Note: The ‘id’ will be used to fetch the status of the job, in the status endpoint.

Check status of job#

The request API is similar to all job submissions. We can make requests to GET the status of the jobs, and eventually the result of the submitted job, i.e. transcription, or speechification.

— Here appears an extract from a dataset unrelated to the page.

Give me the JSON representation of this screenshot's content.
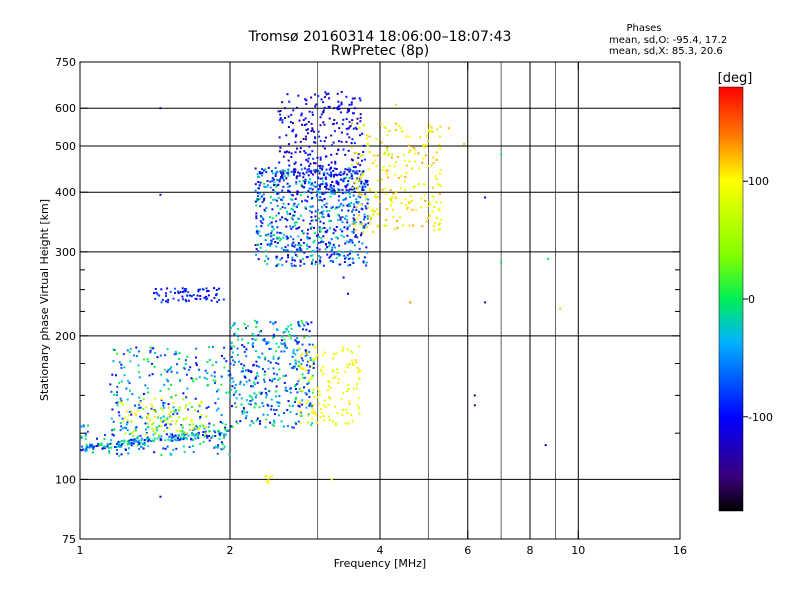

GET https://api.slashml.com/speech-to-text/v1/jobs/YOUR-JOB-ID/

Request#

import requests

url = 'https://api.slashml.com/speech-to-text/v1/jobs/YOUR-JOB-ID/?service_provider=assembly'

headers = {
  'Authorization': 'Token <YOUR_API_KEY>'
}

response = requests.get(url, headers=headers, data=payload)
print(response.text)

Response (200) - In Progress#

{
    # keep track of the id for later
    "id": "ozfv3zim7-9725-4b54-9b71-f527bc21e5ab",
    # note that the status is now "processing"
    "status": "IN_PROGESS",
    "acoustic_model": "assemblyai_default",
    "language_model": "assemblyai_default",
    "audio_duration": null,
    "audio_url": "https://s3-us-west-2.amazonaws.com/blog.assemblyai.com/audio/8-7-2018-post/7510.mp3",
    "confidence": null,
    "dual_channel": null,
    "text": null,
    "words": null
}

Response (200) - Completed#

{
    "id": "5551722-f677-48a6-9287-39c0aafd9ac1",
    "status": "COMPLETED",
    "acoustic_model": "assemblyai_default",
    "language_model": "assemblyai_default",
    "audio_duration": 12.0960090702948,
    "audio_url": "https://s3-us-west-2.amazonaws.com/blog.assemblyai.com/audio/8-7-2018-post/7510.mp3",
    "confidence": 0.956,
    "dual_channel": null,
    "text": "You know Demons on TV like that and and for people to expose themselves to being rejected on TV or humiliated by fear factor or.",
    "words": [
        {
            "confidence": 1.0,
            "end": 440,
            "start": 0,
            "text": "You"
        },
        ...
        {
            "confidence": 0.96,
            "end": 10060,
            "start": 9600,
            "text": "factor"
        },
        {
            "confidence": 0.97,
            "end": 10260,
            "start": 10080,
            "text": "or."
        }
    ]
}

Response (400) - Error#

{
    "error" : {
        "message" : "something bad happened"
    }
}

Note: The status will go from ‘QUEUED’ to ‘IN_PROGRESS’ to ‘COMPLETED’. If there’s an error processing your input, the status will go to ‘ERROR’ and there will be an ‘ERROR’ key in the response JSON which will contain more information.